Meet the Pastor
pastor Gary Ward
I was raised in a good home, but God was not a part of it. My father was a good man and provider. He worked on the Lexington Fire Department and retired with 30 years of service. But he didn’t bring God into our home. So as a child I grew up with the attitude that if you work hard and stay out of trouble you would survive in this world. My life was on the same track as my father. I joined the Lexington Fire Department and got a part time job and was a provider for my family, but I liked to run with the boys. I drank and had a foul mouth. Still, I would not be late for work or
miss a day, this went on for several years and the harder I worked it seemed the less money I would have. It seemed I would get ahead a couple hundred dollars and something would break, and I would owe a couple hundred dollars. Regardless of how hard I tried; I just could not get ahead. My wife Debbie is a very good Christian woman. She would go to church every Sunday and take the kids. I would not go because I had other things to do. But she never gave up on me. When she would go to church, she would ask to have prayer for me that I might come to the church and be saved, this went on for some time. One day I told her I would go to church this Sunday.
I went to church that Sunday and the Pastor was giving his sermon. I had a very strong pressure on my chest, and I felt like I was the only one in church and that the Pastor was talking just to me. I went back to church every Sunday after that for about a month and every Sunday I felt the same way. I didn’t know at the time, but a lot of prayer was being made just for me. The very next Sunday I was in church, and the Pastor gave a message that made me realize that I could not make it through life without Jesus. When the Pastor gave the alter call that Sunday I did not even hesitate to go. I prayed for God to save me, when I got off my knees, I felt different. It’s hard to explain in words but I felt like a big weight (the pressure) had been lifted off my chest. Since that day I have not touched a drop of alcohol.

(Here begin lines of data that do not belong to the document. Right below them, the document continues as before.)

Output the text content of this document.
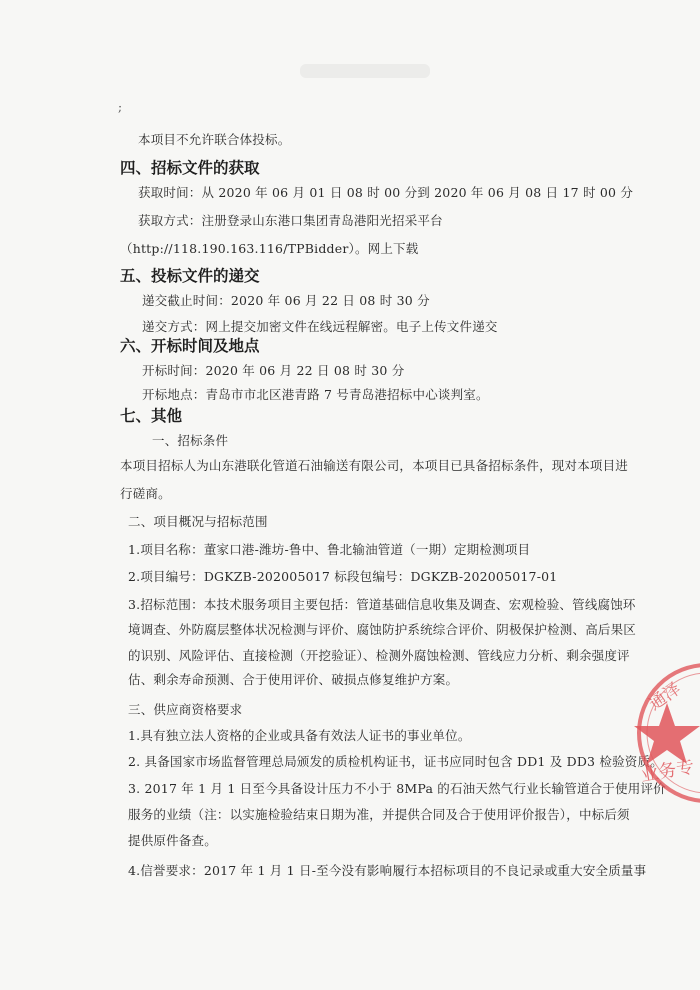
;
本项目不允许联合体投标。
四、招标文件的获取
获取时间：从 2020 年 06 月 01 日 08 时 00 分到 2020 年 06 月 08 日 17 时 00 分
获取方式：注册登录山东港口集团青岛港阳光招采平台
（http://118.190.163.116/TPBidder）。网上下载
五、投标文件的递交
递交截止时间：2020 年 06 月 22 日 08 时 30 分
递交方式：网上提交加密文件在线远程解密。电子上传文件递交
六、开标时间及地点
开标时间：2020 年 06 月 22 日 08 时 30 分
开标地点：青岛市市北区港青路 7 号青岛港招标中心谈判室。
七、其他
一、招标条件
本项目招标人为山东港联化管道石油输送有限公司，本项目已具备招标条件，现对本项目进
行磋商。
二、项目概况与招标范围
1.项目名称：董家口港-潍坊-鲁中、鲁北输油管道（一期）定期检测项目
2.项目编号：DGKZB-202005017 标段包编号：DGKZB-202005017-01
3.招标范围：本技术服务项目主要包括：管道基础信息收集及调查、宏观检验、管线腐蚀环
境调查、外防腐层整体状况检测与评价、腐蚀防护系统综合评价、阴极保护检测、高后果区
的识别、风险评估、直接检测（开挖验证）、检测外腐蚀检测、管线应力分析、剩余强度评
估、剩余寿命预测、合于使用评价、破损点修复维护方案。
三、供应商资格要求
1.具有独立法人资格的企业或具备有效法人证书的事业单位。
2. 具备国家市场监督管理总局颁发的质检机构证书，证书应同时包含 DD1 及 DD3 检验资质。
3. 2017 年 1 月 1 日至今具备设计压力不小于 8MPa 的石油天然气行业长输管道合于使用评价
服务的业绩（注：以实施检验结束日期为准，并提供合同及合于使用评价报告），中标后须
提供原件备查。
4.信誉要求：2017 年 1 月 1 日-至今没有影响履行本招标项目的不良记录或重大安全质量事
业务专
通泽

I do not swear or use bad language. The Lord took all of this away from me and the desire is not there. I praise the Lord for this every day.
When the Lord came into my life I changed. I wanted to go to church, to hear more about Jesus, and what I could do. My Savior walks with me daily and I have more than I could ask for in a Christian home. As time passed, I had a feeling that the Lord wanted me to do more. This is when I first heard that the FCF (Fellowship of Christian Firefighters) - Lexington/Bluegrass Chapter was starting. I went to the meeting and liked what I was experiencing. God was working in Lexington.
After I was saved and had been attending the church regularly, the leaders of the church asked me to become an Usher. I accepted the position and did that for a while. It was a very fulfilling position for me, and I was excited about church and God. It wasn’t long after that, that the church asked me to be on the board and serve as a leader in the church. I accepted that position and it too was fulfilling, but something still lacked in my walk with Christ and God.
I so wanted to be a part of the service and decided to take banjo lessons. I wanted to learn so I could be like my father-in-law, Bro. Bryan Jessup. After a couple years of lessons, I began to play on the stage with the quartet and we traveled all over playing and singing. Still, I felt more was needed.
While I was still serving on the board, a member of the church started a class, and I took it. This was a great step in my Christian walk, as it encouraged me to really search the scriptures and dot every I. I was still a fireman at the time and part of my duties was the teach the new recruits about the fire investigation division and how fire could be determined. This led me to start teaching bible study classes in our church. I was able to teach a class on Tuesday nights and we did this for two years with God leading all the way. During this same time, I was a Sunday school teacher trying to lead young minds to follow Christ Jesus, but I still felt that God wanted me to do something else, but what I still didn’t know.
I was in my last year of work in the fire service and was about to retire. All that year I kept feeling like God was talking to me. I knew God would talk to us, but I still had doubts that He would really talk to me. I kept feeling like he was talking to me all year long, so I finally stopped and listened. I just had this feeling that where God was leading me, was to go into the ministry as a preacher. I never thought of myself as a minister or a spiritual leader, but then God reminded me that He has been preparing me with all these other things in my life to do what He was calling me to do.
I went home one day and told my wife that I needed to go and talk to her father, our minister. I didn’t tell her why I needed to go talk, I just went. When I got to Byron’s house, he was sitting on the couch. I went to him and said, “Byron, I need to talk to you.” He said, “I have been waiting for you to come.” I then said in my mind, okay, let’s see if he knows why I came, so I asked him, “Do you know why I need to talk to you?” He replied, “You came to tell me you are going to preach.” I sat down and we had a very long talk.
It wasn’t long after that, Byron and some of the other preachers in the church, ordained me during a Sunday morning service. I have continued to work for God and Jesus Christ in the ministry and have been blessed to do so. Thank you, Father God, for trusting in me to be a leader for you.